The director of facilities management came storming into my office one day.
He demanded that I get off the telephone and immediately assign a purchase order to an excavating company he was working with. When I tried to slow down the process a bit, he called me over to a window to see the backhoe operator ready to dig up the clogged sewer line leading to the company cafeteria. I asked him for the cost of the work. He shouted, "who cares?" and ran to get the project underway.
And in many companies, that is the issue with indirect spend: Who cares?
What's the difference between direct and indirect spend?
Direct spend is the primary role of the procurement department in manufacturing and other industries. It is essentially the buying of materials for resale, either directly or for use in manufactured products.
Indirect spend is all of the support products and services a company needs: IT products, facilities management (including leases and capital construction), corporate travel, marketing, and even healthcare and employee benefits. The amount of indirect spend can equal or surpass that of direct purchases.
Bringing indirect spend back to the forefront
In many traditional procurement departments, indirect spend is often an afterthought, with maintenance, repair, and operating (MRO) purchases assigned to the rookie or underachieving buyer. In many cases, the majority of indirect spend is in control of those with little or no procurement or contract management experience.
That's the source of disparity between direct and indirect spend at most companies.
Buyers with direct spend responsibilities may wrestle suppliers to the mat to extract the last few pennies from a commodity. At the same time, the company’s new marketing coordinator is signing an open-ended supplier agreement with a web-development firm, locking in high prices for low service for years to come.
Suppliers know the difference. Often, they will work directly with these unofficial buyers and bypass formal procurement standards and processes in order to secure a better deal.
But there are three things that procurement departments can do to break down internal barriers and increase their control of indirect spend.
1. Enforce fiduciary responsibility
Procurement professionals, through the laws of agency, have the fiduciary responsibility to spend their company’s money ethically, fairly and wisely. Company agents are the only ones authorized under Uniform Commercial Code standards to obligate the company to suppliers. This obligation should include all company expenditures, no matter the category.
Some companies with a comprehensive understanding of the enormity and diversity of their purchases — as well as the potential cost savings — have embraced the holistic approach to purchasing by appointing managers and staff to manage indirect spend. But others leave it up to department heads to establish and manage their own business relationships, bypassing procurement altogether in management-endorsed maverick spend.
These days procurement seems to have been swallowed up by the expansion and importance of supply chain management. Expanding our rightful role into indirect spend helps us gain our identity back.
Those supporting indirect spend have the opportunity to engage in a whole new scope of suppliers, products and services.
2. Gain expertise in new categories
The procurement professional comes into the indirect category with foundational business skills, including contract management, negotiation, intellectual property, project management, financial analysis and an understanding of company procurement policies.
Those supporting indirect spend have the opportunity to engage in a whole new scope of suppliers, products and services.
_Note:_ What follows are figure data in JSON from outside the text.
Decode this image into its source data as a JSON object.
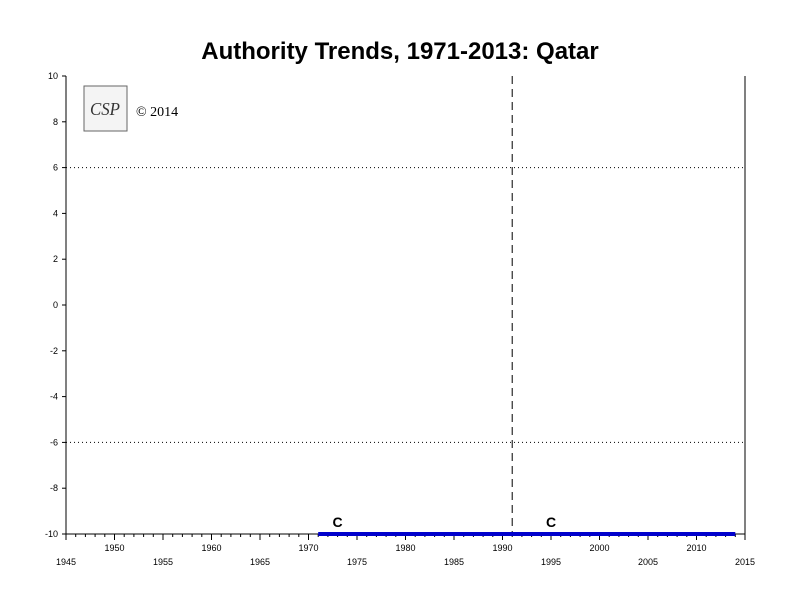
{
  "chart_data": {
    "type": "line",
    "title": "Authority Trends, 1971-2013: Qatar",
    "xlabel": "",
    "ylabel": "",
    "xlim": [
      1945,
      2015
    ],
    "ylim": [
      -10,
      10
    ],
    "y_ticks": [
      10,
      8,
      6,
      4,
      2,
      0,
      -2,
      -4,
      -6,
      -8,
      -10
    ],
    "x_ticks_lower": [
      1945,
      1955,
      1965,
      1975,
      1985,
      1995,
      2005,
      2015
    ],
    "x_ticks_upper": [
      1950,
      1960,
      1970,
      1980,
      1990,
      2000,
      2010
    ],
    "grid": false,
    "reference_lines": [
      6,
      -6
    ],
    "vertical_reference_year": 1991,
    "series": [
      {
        "color": "#0000cc",
        "x": [
          1971,
          2014
        ],
        "y": [
          -10,
          -10
        ]
      }
    ],
    "annotations": [
      {
        "text": "C",
        "x": 1973,
        "y": -10
      },
      {
        "text": "C",
        "x": 1995,
        "y": -10
      }
    ]
  },
  "logo": {
    "text": "CSP",
    "copyright": "© 2014"
  }
}
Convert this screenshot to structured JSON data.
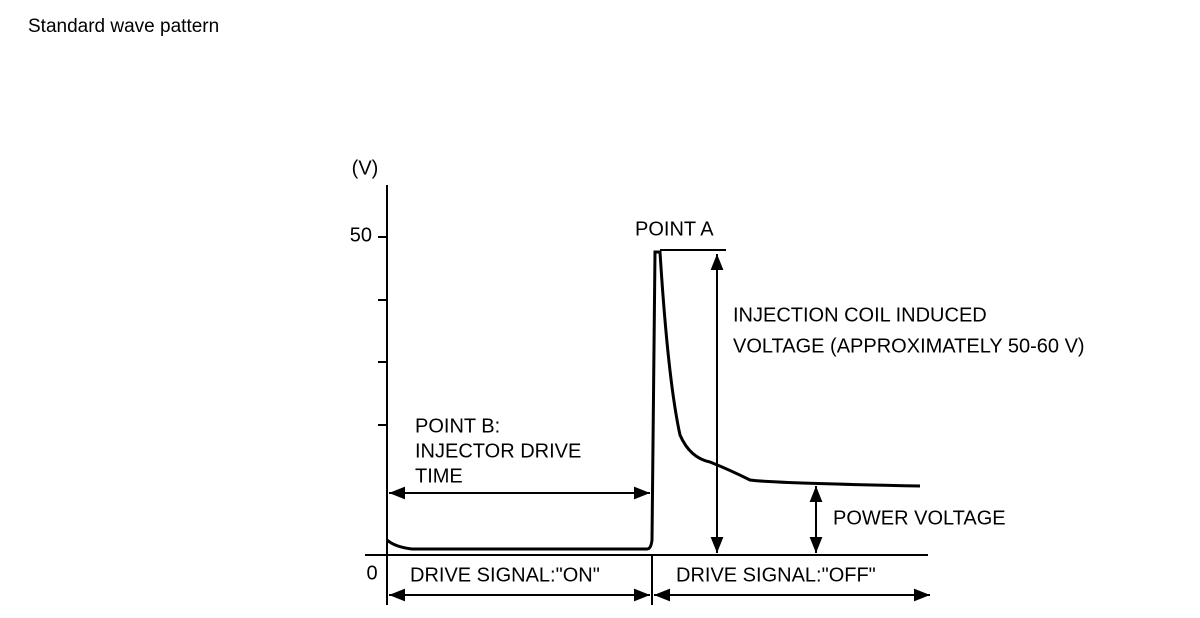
{
  "header": {
    "title": "Standard wave pattern"
  },
  "diagram": {
    "y_axis": {
      "unit": "(V)",
      "tick_top": "50",
      "tick_bottom": "0"
    },
    "labels": {
      "point_a": "POINT A",
      "induced_line_1": "INJECTION COIL INDUCED",
      "induced_line_2": "VOLTAGE (APPROXIMATELY 50-60 V)",
      "point_b_line_1": "POINT B:",
      "point_b_line_2": "INJECTOR DRIVE",
      "point_b_line_3": "TIME",
      "power_voltage": "POWER VOLTAGE",
      "signal_on": "DRIVE SIGNAL:\"ON\"",
      "signal_off": "DRIVE SIGNAL:\"OFF\""
    }
  }
}
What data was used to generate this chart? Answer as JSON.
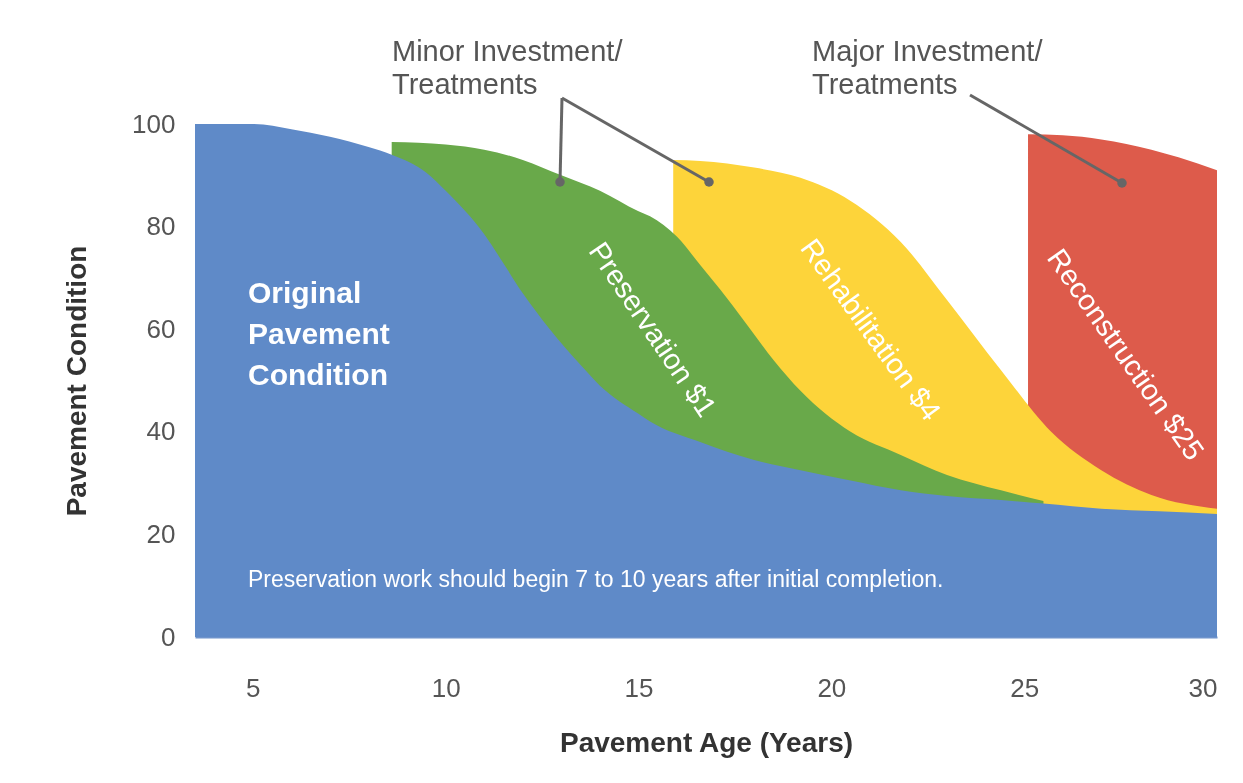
{
  "chart_data": {
    "type": "area",
    "xlabel": "Pavement Age (Years)",
    "ylabel": "Pavement Condition",
    "xlim": [
      3.5,
      30
    ],
    "xticks": [
      5,
      10,
      15,
      20,
      25,
      30
    ],
    "ylim": [
      0,
      100
    ],
    "yticks": [
      0,
      20,
      40,
      60,
      80,
      100
    ],
    "grid": false,
    "series": [
      {
        "name": "Original Pavement Condition",
        "color": "#5f8ac8",
        "x": [
          3.5,
          5,
          6,
          7,
          8,
          8.6,
          9.5,
          10,
          11,
          11.4,
          12,
          12.7,
          13.5,
          14,
          15,
          15.3,
          16.6,
          18,
          19.2,
          20.5,
          21.8,
          23,
          24.4,
          25.5,
          27,
          28.5,
          30
        ],
        "values": [
          100,
          100,
          99,
          97.5,
          95.5,
          94,
          90.5,
          87,
          78.5,
          74,
          67,
          60,
          53,
          49,
          43.5,
          42,
          38,
          34.5,
          32.5,
          30.5,
          28.6,
          27.5,
          26.7,
          26,
          25,
          24.5,
          24
        ]
      },
      {
        "name": "Preservation $1",
        "color": "#69a94a",
        "x": [
          8.6,
          10,
          11,
          12,
          13,
          14,
          15,
          15.3,
          16,
          16.6,
          17.3,
          17.9,
          18.5,
          19.2,
          20.5,
          21.8,
          23,
          24.4,
          25.5
        ],
        "values": [
          96.5,
          96,
          95,
          93,
          90,
          87,
          83,
          82,
          78,
          72.5,
          66,
          60,
          54,
          48,
          40,
          35.5,
          31.6,
          28.6,
          26.5
        ]
      },
      {
        "name": "Rehabilitation $4",
        "color": "#fdd43a",
        "x": [
          15.9,
          16.6,
          18,
          19.2,
          20.5,
          21.8,
          23,
          24.4,
          25.7,
          27,
          28.3,
          30
        ],
        "values": [
          93,
          92.8,
          91.5,
          89.5,
          85,
          77,
          65.7,
          52,
          40,
          32.5,
          27.7,
          25
        ]
      },
      {
        "name": "Reconstruction $25",
        "color": "#dd5b4b",
        "x": [
          25.1,
          26,
          27,
          28.3,
          29,
          30
        ],
        "values": [
          98,
          97.8,
          97,
          95,
          93.5,
          91
        ]
      }
    ],
    "annotations": [
      "Minor Investment/\nTreatments",
      "Major Investment/\nTreatments",
      "Preservation work should begin 7 to 10 years after initial completion."
    ]
  }
}
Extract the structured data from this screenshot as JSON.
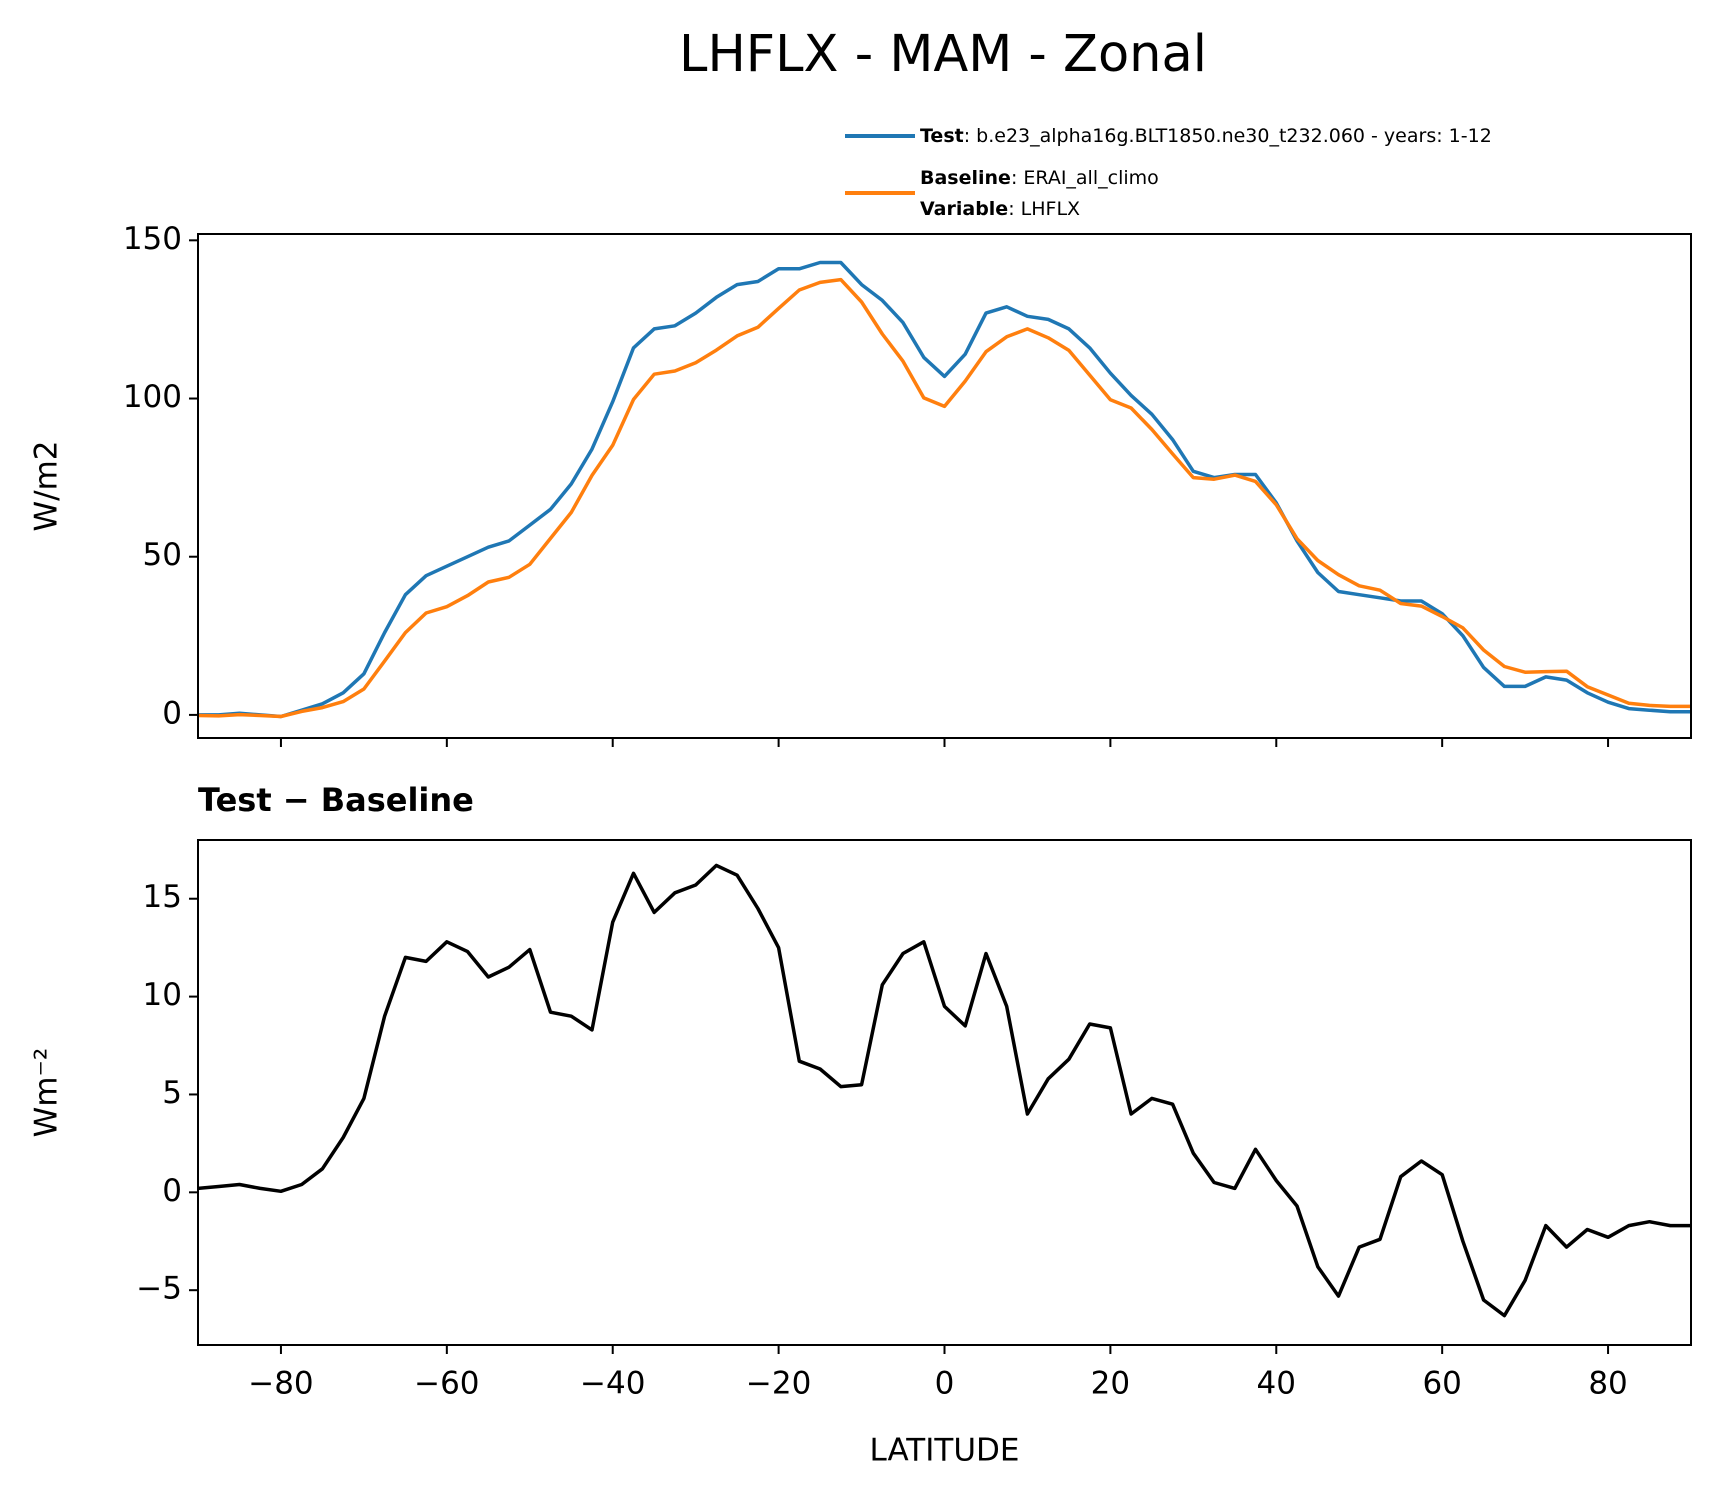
{
  "chart_data": [
    {
      "type": "line",
      "title": "LHFLX - MAM - Zonal",
      "ylabel": "W/m2",
      "x": [
        -90,
        -87.5,
        -85,
        -82.5,
        -80,
        -77.5,
        -75,
        -72.5,
        -70,
        -67.5,
        -65,
        -62.5,
        -60,
        -57.5,
        -55,
        -52.5,
        -50,
        -47.5,
        -45,
        -42.5,
        -40,
        -37.5,
        -35,
        -32.5,
        -30,
        -27.5,
        -25,
        -22.5,
        -20,
        -17.5,
        -15,
        -12.5,
        -10,
        -7.5,
        -5,
        -2.5,
        0,
        2.5,
        5,
        7.5,
        10,
        12.5,
        15,
        17.5,
        20,
        22.5,
        25,
        27.5,
        30,
        32.5,
        35,
        37.5,
        40,
        42.5,
        45,
        47.5,
        50,
        52.5,
        55,
        57.5,
        60,
        62.5,
        65,
        67.5,
        70,
        72.5,
        75,
        77.5,
        80,
        82.5,
        85,
        87.5,
        90
      ],
      "series": [
        {
          "name": "Test",
          "label": ": b.e23_alpha16g.BLT1850.ne30_t232.060 - years: 1-12",
          "color": "#1f77b4",
          "values": [
            0,
            0,
            0.5,
            0,
            -0.5,
            1.5,
            3.5,
            7,
            13,
            26,
            38,
            44,
            47,
            50,
            53,
            55,
            60,
            65,
            73,
            84,
            99,
            116,
            122,
            123,
            127,
            132,
            136,
            137,
            141,
            141,
            143,
            143,
            136,
            131,
            124,
            113,
            107,
            114,
            127,
            129,
            126,
            125,
            122,
            116,
            108,
            101,
            95,
            87,
            77,
            75,
            76,
            76,
            67,
            55,
            45,
            39,
            38,
            37,
            36,
            36,
            32,
            25,
            15,
            9,
            9,
            12,
            11,
            7,
            4,
            2,
            1.5,
            1,
            1
          ]
        },
        {
          "name": "Baseline",
          "label": ": ERAI_all_climo",
          "color": "#ff7f0e",
          "values": [
            -0.2,
            -0.3,
            0.1,
            -0.2,
            -0.5,
            1.1,
            2.3,
            4.2,
            8.2,
            17,
            26,
            32.2,
            34.2,
            37.7,
            42,
            43.5,
            47.6,
            55.8,
            64,
            75.7,
            85.2,
            99.7,
            107.7,
            108.7,
            111.3,
            115.3,
            119.8,
            122.5,
            128.5,
            134.3,
            136.7,
            137.6,
            130.5,
            120.4,
            111.8,
            100.2,
            97.5,
            105.5,
            114.8,
            119.5,
            122,
            119.2,
            115.2,
            107.4,
            99.6,
            97,
            90.2,
            82.5,
            75,
            74.5,
            75.8,
            73.8,
            66.4,
            55.7,
            48.8,
            44.3,
            40.8,
            39.4,
            35.2,
            34.4,
            31.1,
            27.5,
            20.5,
            15.3,
            13.5,
            13.7,
            13.8,
            8.9,
            6.3,
            3.7,
            3,
            2.7,
            2.7
          ]
        }
      ],
      "legend_extra": {
        "name": "Variable",
        "label": ": LHFLX"
      },
      "xlim": [
        -90,
        90
      ],
      "xticks": [
        -80,
        -60,
        -40,
        -20,
        0,
        20,
        40,
        60,
        80
      ],
      "ylim": [
        -7.3,
        152
      ],
      "yticks": [
        0,
        50,
        100,
        150
      ]
    },
    {
      "type": "line",
      "title": "Test − Baseline",
      "ylabel": "Wm⁻²",
      "xlabel": "LATITUDE",
      "x": [
        -90,
        -87.5,
        -85,
        -82.5,
        -80,
        -77.5,
        -75,
        -72.5,
        -70,
        -67.5,
        -65,
        -62.5,
        -60,
        -57.5,
        -55,
        -52.5,
        -50,
        -47.5,
        -45,
        -42.5,
        -40,
        -37.5,
        -35,
        -32.5,
        -30,
        -27.5,
        -25,
        -22.5,
        -20,
        -17.5,
        -15,
        -12.5,
        -10,
        -7.5,
        -5,
        -2.5,
        0,
        2.5,
        5,
        7.5,
        10,
        12.5,
        15,
        17.5,
        20,
        22.5,
        25,
        27.5,
        30,
        32.5,
        35,
        37.5,
        40,
        42.5,
        45,
        47.5,
        50,
        52.5,
        55,
        57.5,
        60,
        62.5,
        65,
        67.5,
        70,
        72.5,
        75,
        77.5,
        80,
        82.5,
        85,
        87.5,
        90
      ],
      "series": [
        {
          "color": "#000000",
          "values": [
            0.2,
            0.3,
            0.4,
            0.2,
            0.05,
            0.4,
            1.2,
            2.8,
            4.8,
            9,
            12,
            11.8,
            12.8,
            12.3,
            11,
            11.5,
            12.4,
            9.2,
            9,
            8.3,
            13.8,
            16.3,
            14.3,
            15.3,
            15.7,
            16.7,
            16.2,
            14.5,
            12.5,
            6.7,
            6.3,
            5.4,
            5.5,
            10.6,
            12.2,
            12.8,
            9.5,
            8.5,
            12.2,
            9.5,
            4,
            5.8,
            6.8,
            8.6,
            8.4,
            4,
            4.8,
            4.5,
            2,
            0.5,
            0.2,
            2.2,
            0.6,
            -0.7,
            -3.8,
            -5.3,
            -2.8,
            -2.4,
            0.8,
            1.6,
            0.9,
            -2.5,
            -5.5,
            -6.3,
            -4.5,
            -1.7,
            -2.8,
            -1.9,
            -2.3,
            -1.7,
            -1.5,
            -1.7,
            -1.7
          ]
        }
      ],
      "xlim": [
        -90,
        90
      ],
      "xticks": [
        {
          "value": -80,
          "label": "−80"
        },
        {
          "value": -60,
          "label": "−60"
        },
        {
          "value": -40,
          "label": "−40"
        },
        {
          "value": -20,
          "label": "−20"
        },
        0,
        20,
        40,
        60,
        80
      ],
      "ylim": [
        -7.8,
        18
      ],
      "yticks": [
        {
          "value": -5,
          "label": "−5"
        },
        0,
        5,
        10,
        15
      ]
    }
  ]
}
There is a learning curve with indirect commodities, especially those traditionally controlled by non-procurement staff. But it is often interesting work that offers valuable professional and career experience.
Learn as much as you can about your new commodity responsibilities.
3. Practice internal customer service
Actively participating in indirect spend opens up a new frontier for the procurement department, providing access to areas of the company that have been traditionally off-limits to buyers.
You may see a range of reactions from both peers and suppliers:
- Some colleagues controlling indirect spend may welcome your involvement and procurement expertise, which will relieve them of an uncomfortable burden.
- Others may resist, claiming that procurement slows down the process by enforcing policies or examining existing contracts and relationships.
- A few may not want to relinquish their sense of power from working directly with suppliers.
- Meanwhile suppliers used to dealing with their non-procurement related contacts may set up their own set of roadblocks.
Still, working in these new areas exposes the procurement department to the entire organization. As you work with other departments — marketing, human resources, finance, food service, property management, and even the executive suite — show your value with excellent customer service.